Pero Chahid, que seguía en el Líbano, “realmente no le interesaba venir. Tenía su trabajo, su comercio, no estaba muy entusiasmado de venir.” Aun así, sus hermanos “influyeron mucho en él para que él viniera y él último que vino a Venezuela fue él.” Así, en avión, Chahid, su esposa Salime Heshim y sus hijos partieron a Caracas en 1948 cuando Teresa tenía seis años y su hermano tenía doce. “Estaban mis tíos en el aeropuerto recibiéndonos”, recuerda Teresa con su voz modulada y de dama caraqueña, casi purgada del acento libanés por su llegada a tan corta edad, “Nos llevaron a [las esquinas] de Llaguno a Bolero a un apartamento que mi tío William nos había amueblado” y en su mismo edificio. “Nosotros llegamos con todo listo”, recuerda Teresa agradecida con sus tíos, “no necesitamos nada.”

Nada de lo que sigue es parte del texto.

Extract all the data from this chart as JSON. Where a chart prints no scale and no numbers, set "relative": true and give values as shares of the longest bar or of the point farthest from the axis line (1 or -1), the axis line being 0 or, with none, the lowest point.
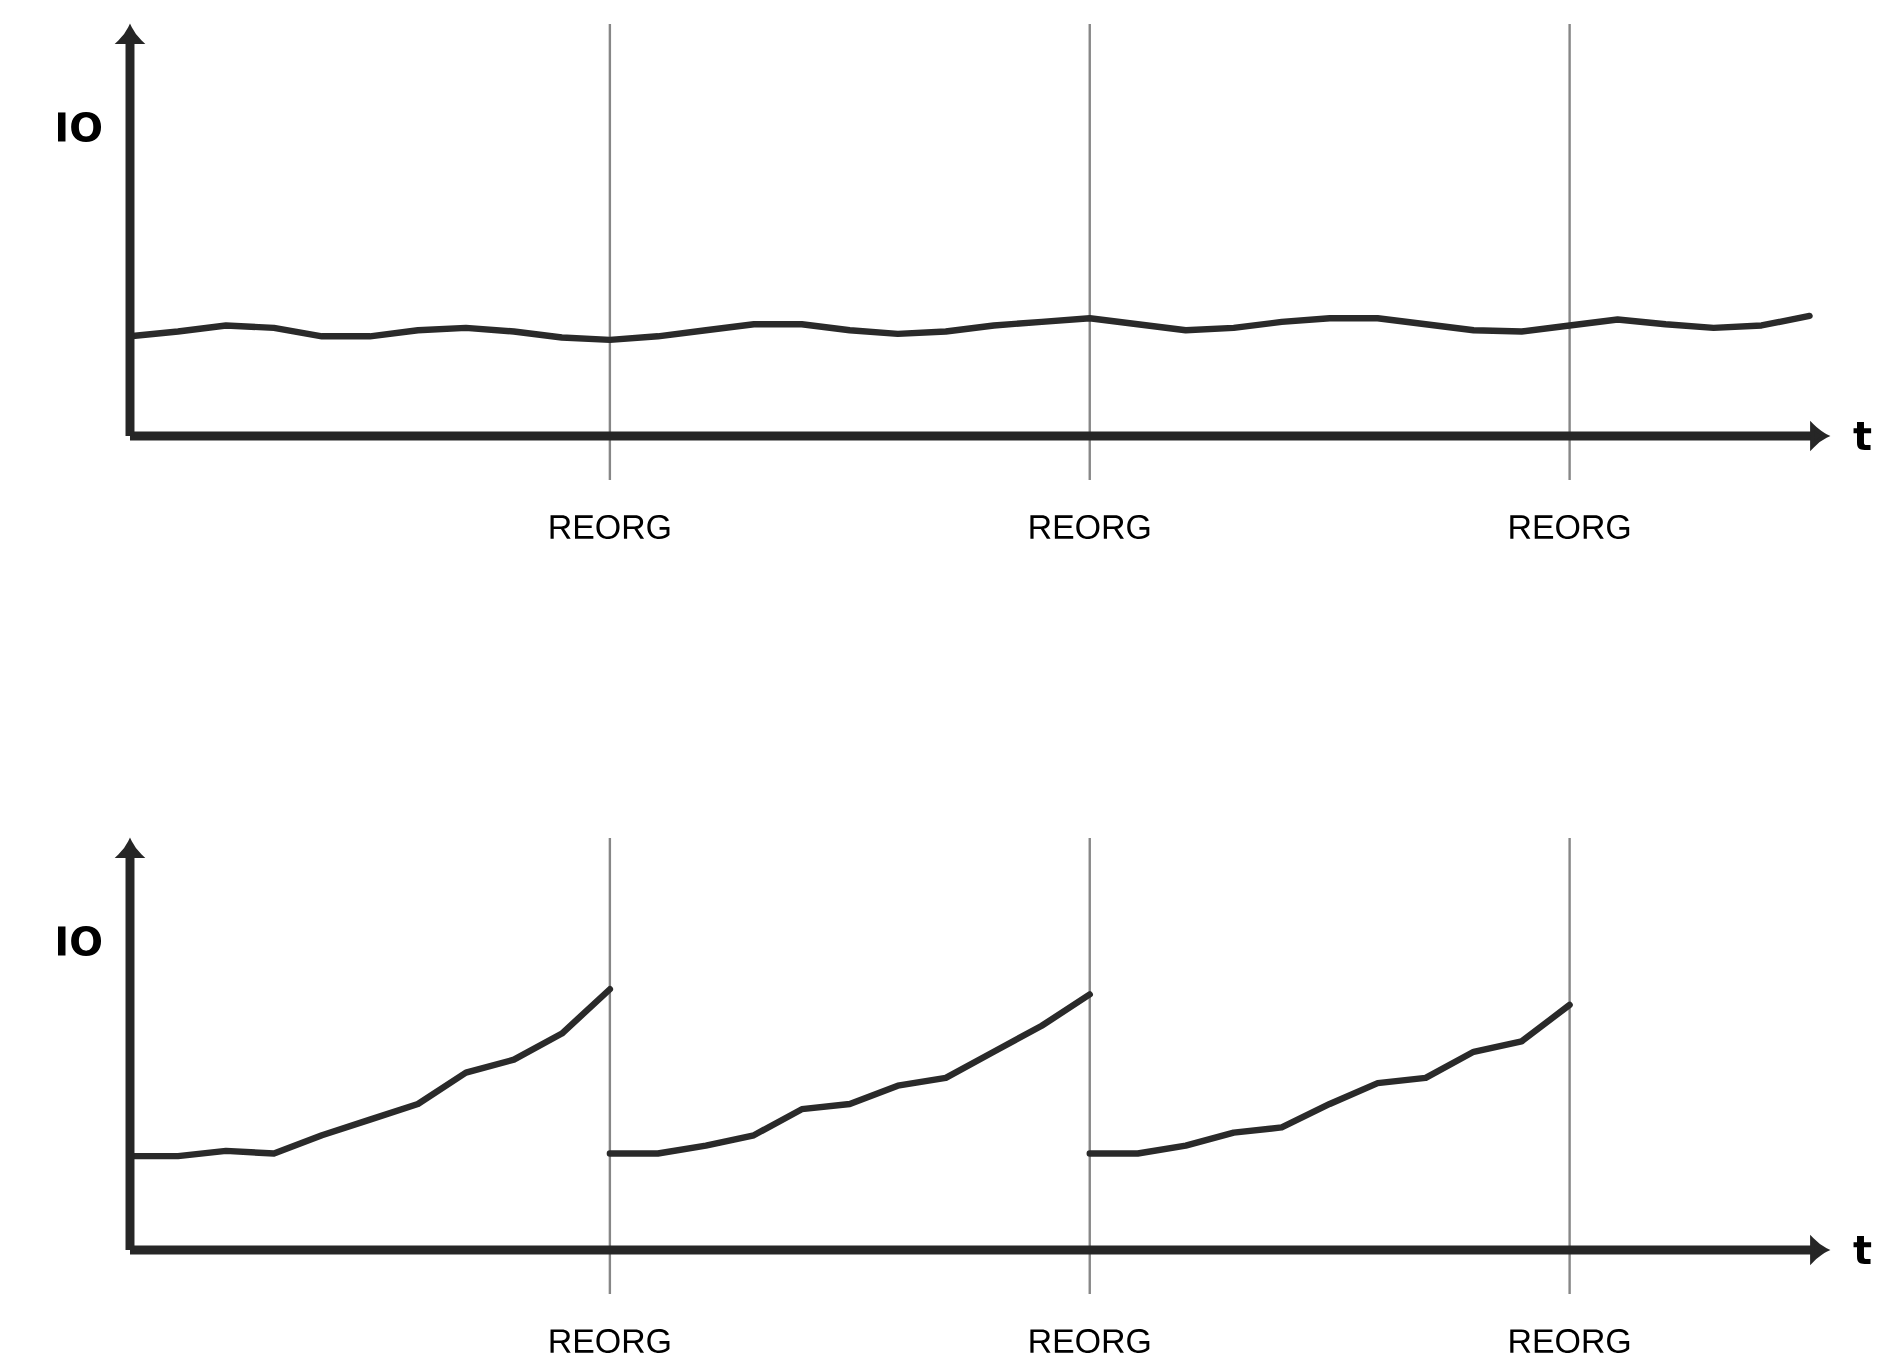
{
  "chart_data": [
    {
      "type": "line",
      "xlabel": "t",
      "ylabel": "IO",
      "relative": true,
      "grid": "x",
      "categories": [
        null,
        null,
        null,
        null,
        null,
        null,
        null,
        null,
        null,
        null,
        "REORG",
        null,
        null,
        null,
        null,
        null,
        null,
        null,
        null,
        null,
        "REORG",
        null,
        null,
        null,
        null,
        null,
        null,
        null,
        null,
        null,
        "REORG",
        null,
        null,
        null,
        null,
        null
      ],
      "series": [
        {
          "color": "#2a2a2a",
          "values": [
            0.83,
            0.87,
            0.92,
            0.9,
            0.83,
            0.83,
            0.88,
            0.9,
            0.87,
            0.82,
            0.8,
            0.83,
            0.88,
            0.93,
            0.93,
            0.88,
            0.85,
            0.87,
            0.92,
            0.95,
            0.98,
            0.93,
            0.88,
            0.9,
            0.95,
            0.98,
            0.98,
            0.93,
            0.88,
            0.87,
            0.92,
            0.97,
            0.93,
            0.9,
            0.92,
            1
          ]
        }
      ]
    },
    {
      "type": "line",
      "xlabel": "t",
      "ylabel": "IO",
      "relative": true,
      "grid": "x",
      "categories": [
        null,
        null,
        null,
        null,
        null,
        null,
        null,
        null,
        null,
        null,
        "REORG",
        null,
        null,
        null,
        null,
        null,
        null,
        null,
        null,
        null,
        "REORG",
        null,
        null,
        null,
        null,
        null,
        null,
        null,
        null,
        null,
        "REORG",
        null,
        null,
        null,
        null,
        null
      ],
      "series": [
        {
          "color": "#2a2a2a",
          "values": [
            0.36,
            0.36,
            0.38,
            0.37,
            0.44,
            0.5,
            0.56,
            0.68,
            0.73,
            0.83,
            1,
            null,
            null,
            null,
            null,
            null,
            null,
            null,
            null,
            null,
            null,
            null,
            null,
            null,
            null,
            null,
            null,
            null,
            null,
            null,
            null,
            null,
            null,
            null,
            null,
            null
          ]
        },
        {
          "color": "#2a2a2a",
          "values": [
            null,
            null,
            null,
            null,
            null,
            null,
            null,
            null,
            null,
            null,
            0.37,
            0.37,
            0.4,
            0.44,
            0.54,
            0.56,
            0.63,
            0.66,
            0.76,
            0.86,
            0.98,
            null,
            null,
            null,
            null,
            null,
            null,
            null,
            null,
            null,
            null,
            null,
            null,
            null,
            null,
            null
          ]
        },
        {
          "color": "#2a2a2a",
          "values": [
            null,
            null,
            null,
            null,
            null,
            null,
            null,
            null,
            null,
            null,
            null,
            null,
            null,
            null,
            null,
            null,
            null,
            null,
            null,
            null,
            0.37,
            0.37,
            0.4,
            0.45,
            0.47,
            0.56,
            0.64,
            0.66,
            0.76,
            0.8,
            0.94,
            null,
            null,
            null,
            null,
            null
          ]
        }
      ]
    }
  ]
}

Chahid comenzó a trabajar junto a sus hermanos en la Mercantil Federal y tres meses tras su llegada, por su dominio del francés, “hablaba el español perfecto”, recuerda Teresa, “Los libaneses aquí se quedaban impresionados por como él manejó el español.” En ese transcurso, tuvo su primer trabajo de la empresa: montar la refrigeración de un supermercado en San Bernardino. El éxito de este proyecto le permitiría prontamente mudarse a una quinta en la zona, relativamente nueva y poblada por muchos inmigrantes sud-europeos y asquenazíes, frente al recién fundado colegio hebreo Moral y Luces.

Mientras tanto, Salime – la madre de Teresa – se dedicó a ser “ama de casa cien por cien.” Teresa la recuerda como una mujer “por supuesto del hogar, una mujer de generosidad increíble – eso es común en los libaneses pero ella era especial.” Recuerda, además, su amor por la cocina gourmet, pues del Líbano había traído con ella libros de cocina en francés como “un libro que se llamaba Al Rayes”, del chef Georges Nassif Al Rayes – “el mejor del Líbano” – del conocidísimo Hotel Le Bristol en Beirut, “que era como el Scannone aquí ¿Quién no tiene Scannone aquí?”

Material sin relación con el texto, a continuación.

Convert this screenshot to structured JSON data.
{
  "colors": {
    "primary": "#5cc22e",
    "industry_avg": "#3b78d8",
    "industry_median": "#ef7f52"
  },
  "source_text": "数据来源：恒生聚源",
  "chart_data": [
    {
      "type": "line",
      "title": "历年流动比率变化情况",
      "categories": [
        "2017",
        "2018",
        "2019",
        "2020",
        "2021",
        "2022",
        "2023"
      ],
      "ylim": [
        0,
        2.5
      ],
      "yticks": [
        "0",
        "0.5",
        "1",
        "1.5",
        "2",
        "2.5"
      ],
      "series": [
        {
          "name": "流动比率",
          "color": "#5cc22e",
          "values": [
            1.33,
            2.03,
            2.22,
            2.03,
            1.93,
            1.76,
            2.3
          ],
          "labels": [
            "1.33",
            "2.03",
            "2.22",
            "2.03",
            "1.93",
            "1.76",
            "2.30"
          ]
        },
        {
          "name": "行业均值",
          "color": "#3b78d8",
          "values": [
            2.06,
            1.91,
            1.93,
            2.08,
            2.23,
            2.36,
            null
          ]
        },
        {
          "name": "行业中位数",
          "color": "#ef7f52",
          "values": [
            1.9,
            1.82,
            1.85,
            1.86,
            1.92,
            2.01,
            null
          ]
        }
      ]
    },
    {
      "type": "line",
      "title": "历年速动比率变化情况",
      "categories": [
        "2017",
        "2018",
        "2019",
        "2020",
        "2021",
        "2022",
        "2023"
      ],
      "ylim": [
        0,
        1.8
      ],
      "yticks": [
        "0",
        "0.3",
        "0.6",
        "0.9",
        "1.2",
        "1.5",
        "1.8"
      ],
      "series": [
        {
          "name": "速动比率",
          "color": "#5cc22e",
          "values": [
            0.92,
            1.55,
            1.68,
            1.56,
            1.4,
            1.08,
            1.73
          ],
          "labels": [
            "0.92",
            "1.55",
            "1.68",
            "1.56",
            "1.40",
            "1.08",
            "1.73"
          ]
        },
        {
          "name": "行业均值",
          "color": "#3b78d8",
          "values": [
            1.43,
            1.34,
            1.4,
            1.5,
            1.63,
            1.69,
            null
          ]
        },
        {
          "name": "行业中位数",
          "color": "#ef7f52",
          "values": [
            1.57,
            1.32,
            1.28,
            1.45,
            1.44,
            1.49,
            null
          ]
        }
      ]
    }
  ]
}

“Nunca sentimos que teníamos la necesidad de algo como hijos, ella se sacrificaba para darnos todo lo que ella decía que no significaba para ella”, dice Teresa, quien recuerda que su mamá prefería no usar prendas porque las consideraba parte del estilo de las libanesas musulmanas, y “entonces todo lo que ella podía necesitar nos lo daba a nosotros.” Aunque Salime no hubiese concluido la primaria, “hablaba de los temas que ella dominaba y se callaba cuando no sabía un tema pero oía a los demás cuando era un tema importante” pues “no era ignorante, era instruida, pero ella no sabía del sol, de la luna, de no se qué, entonces escuchaba y cuando eran las cosas que conocía, hablaba muy bien, se expresaba muy bien.”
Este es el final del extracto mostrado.